I created 3 VMs one for each proxmox node and connected the vmbr1 network card to access the ceph public network and connect the shared storage via cephFS:
Bash:
# cat /etc/pve/nodes/server01px/qemu-server/101.conf
agent: 1
boot: order=virtio0;ide2;net0
sockets: 2
cores: 10
memory: 81920
meta: creation-qemu=6.1.1,ctime=1648914236
name: docker101
net0: virtio=6E:CB:93:71:07:09,bridge=vmbr0,firewall=1
net1: virtio=DE:D9:D4:A8:4F:3A,bridge=vmbr1
numa: 0
onboot: 1
ostype: l26
scsihw: virtio-scsi-pci
smbios1: uuid=e54cff81-eb71-4321-adfe-219de8e5f258
ide2: none,media=cdrom
virtio0: CEPH-NVME-3:vm-101-disk-0,cache=writeback,size=20G
virtio1: CEPH-NVME-3:vm-101-disk-1,cache=writeback,size=20G
virtio2: CEPH-NVME-3:vm-101-disk-2,cache=writeback,size=40G
vmgenid: b4b6bb91-931a-41cd-bbb8-57bd6cd92f07
If I run the same hyperf test between the VMs I get this result:
Server
Bash:
# iperf -s -p 9999
------------------------------------------------------------
Server listening on TCP port 9999
TCP window size: 128 KByte (default)
------------------------------------------------------------
Bash:
# iperf -e -c 10.15.15.101 -P 5 -p 9999
------------------------------------------------------------
Client connecting to 10.15.15.101, TCP port 9999 with pid 3261831
Write buffer size: 128 KByte
TCP window size: 4.00 MByte (default)
------------------------------------------------------------
[ 4] local 10.15.15.102 port 42560 connected with 10.15.15.101 port 9999 (ct=1.02 ms)

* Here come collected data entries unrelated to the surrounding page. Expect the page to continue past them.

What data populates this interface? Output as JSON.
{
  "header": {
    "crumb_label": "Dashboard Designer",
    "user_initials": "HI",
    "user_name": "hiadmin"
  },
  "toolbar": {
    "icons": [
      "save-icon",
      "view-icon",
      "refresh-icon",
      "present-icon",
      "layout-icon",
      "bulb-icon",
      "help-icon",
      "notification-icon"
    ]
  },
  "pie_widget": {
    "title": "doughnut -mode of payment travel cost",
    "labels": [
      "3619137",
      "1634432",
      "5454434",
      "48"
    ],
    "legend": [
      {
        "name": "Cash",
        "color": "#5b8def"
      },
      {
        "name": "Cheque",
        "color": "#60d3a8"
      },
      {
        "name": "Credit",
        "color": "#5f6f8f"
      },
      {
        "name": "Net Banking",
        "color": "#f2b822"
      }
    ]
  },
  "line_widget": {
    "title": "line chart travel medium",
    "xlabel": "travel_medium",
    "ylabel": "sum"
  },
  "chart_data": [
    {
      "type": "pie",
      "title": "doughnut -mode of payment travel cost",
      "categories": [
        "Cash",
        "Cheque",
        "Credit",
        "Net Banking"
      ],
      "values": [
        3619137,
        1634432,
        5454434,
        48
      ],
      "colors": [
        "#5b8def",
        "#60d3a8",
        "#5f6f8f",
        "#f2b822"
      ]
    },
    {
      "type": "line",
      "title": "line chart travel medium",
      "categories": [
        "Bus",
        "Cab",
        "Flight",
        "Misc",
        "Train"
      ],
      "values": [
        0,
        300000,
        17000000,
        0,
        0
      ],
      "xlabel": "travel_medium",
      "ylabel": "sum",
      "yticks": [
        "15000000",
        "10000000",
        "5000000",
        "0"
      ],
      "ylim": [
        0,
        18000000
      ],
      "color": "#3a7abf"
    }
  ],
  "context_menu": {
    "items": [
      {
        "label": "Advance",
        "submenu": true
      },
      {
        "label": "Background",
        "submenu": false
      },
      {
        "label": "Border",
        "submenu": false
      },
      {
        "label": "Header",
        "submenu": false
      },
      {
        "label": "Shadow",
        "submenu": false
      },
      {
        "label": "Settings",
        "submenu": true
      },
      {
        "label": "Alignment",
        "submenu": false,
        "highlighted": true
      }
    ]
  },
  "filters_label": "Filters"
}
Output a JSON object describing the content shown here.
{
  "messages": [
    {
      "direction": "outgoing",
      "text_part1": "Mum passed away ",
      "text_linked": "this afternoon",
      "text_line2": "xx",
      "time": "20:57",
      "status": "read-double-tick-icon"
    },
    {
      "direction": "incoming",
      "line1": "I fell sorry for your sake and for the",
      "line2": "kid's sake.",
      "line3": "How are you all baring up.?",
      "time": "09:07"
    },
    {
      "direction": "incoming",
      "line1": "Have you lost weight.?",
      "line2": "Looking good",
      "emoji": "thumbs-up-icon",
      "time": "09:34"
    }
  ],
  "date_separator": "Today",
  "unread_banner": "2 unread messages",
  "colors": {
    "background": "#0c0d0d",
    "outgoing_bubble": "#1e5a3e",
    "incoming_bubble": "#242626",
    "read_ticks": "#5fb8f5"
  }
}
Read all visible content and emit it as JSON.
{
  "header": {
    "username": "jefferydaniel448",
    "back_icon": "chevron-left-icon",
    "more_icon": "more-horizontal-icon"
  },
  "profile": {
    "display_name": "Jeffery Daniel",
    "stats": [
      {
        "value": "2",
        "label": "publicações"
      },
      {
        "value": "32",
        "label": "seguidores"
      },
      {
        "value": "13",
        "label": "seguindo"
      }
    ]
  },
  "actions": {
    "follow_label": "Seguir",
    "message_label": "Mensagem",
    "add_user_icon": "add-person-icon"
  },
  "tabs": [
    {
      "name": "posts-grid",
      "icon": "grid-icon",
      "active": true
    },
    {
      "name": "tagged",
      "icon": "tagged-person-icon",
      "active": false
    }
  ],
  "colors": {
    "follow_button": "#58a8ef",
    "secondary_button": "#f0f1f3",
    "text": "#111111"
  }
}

[ 5] local 10.15.15.102 port 42558 connected with 10.15.15.101 port 9999 (ct=1.09 ms)
[ 3] local 10.15.15.102 port 42556 connected with 10.15.15.101 port 9999 (ct=1.15 ms)
[ 7] local 10.15.15.102 port 42564 connected with 10.15.15.101 port 9999 (ct=1.50 ms)
[ 6] local 10.15.15.102 port 42562 connected with 10.15.15.101 port 9999 (ct=0.91 ms)
[ ID] Interval Transfer Bandwidth Write/Err Rtry Cwnd/RTT NetPwr
[ 4] 0.0000-10.0008 sec 2.12 GBytes 1.82 Gbits/sec 17344/0 0 -1K/1160 us 195959.07
[ 5] 0.0000-10.0053 sec 2.21 GBytes 1.90 Gbits/sec 18121/0 0 -1K/823 us 288445.02
[ 7] 0.0000-10.0018 sec 2.21 GBytes 1.90 Gbits/sec 18078/0 0 -1K/382 us 620183.51
[ 6] 0.0000-10.0048 sec 2.22 GBytes 1.90 Gbits/sec 18148/0 0 -1K/340 us 699280.42
[ 3] 0.0000-10.0059 sec 2.15 GBytes 1.84 Gbits/sec 17572/0 0 -1K/452 us 509254.25
[SUM] 0.0000-10.0059 sec 10.9 GBytes 9.35 Gbits/sec 89263/0 0
Why is the total resulting speed only 9.35 Gbits/sec?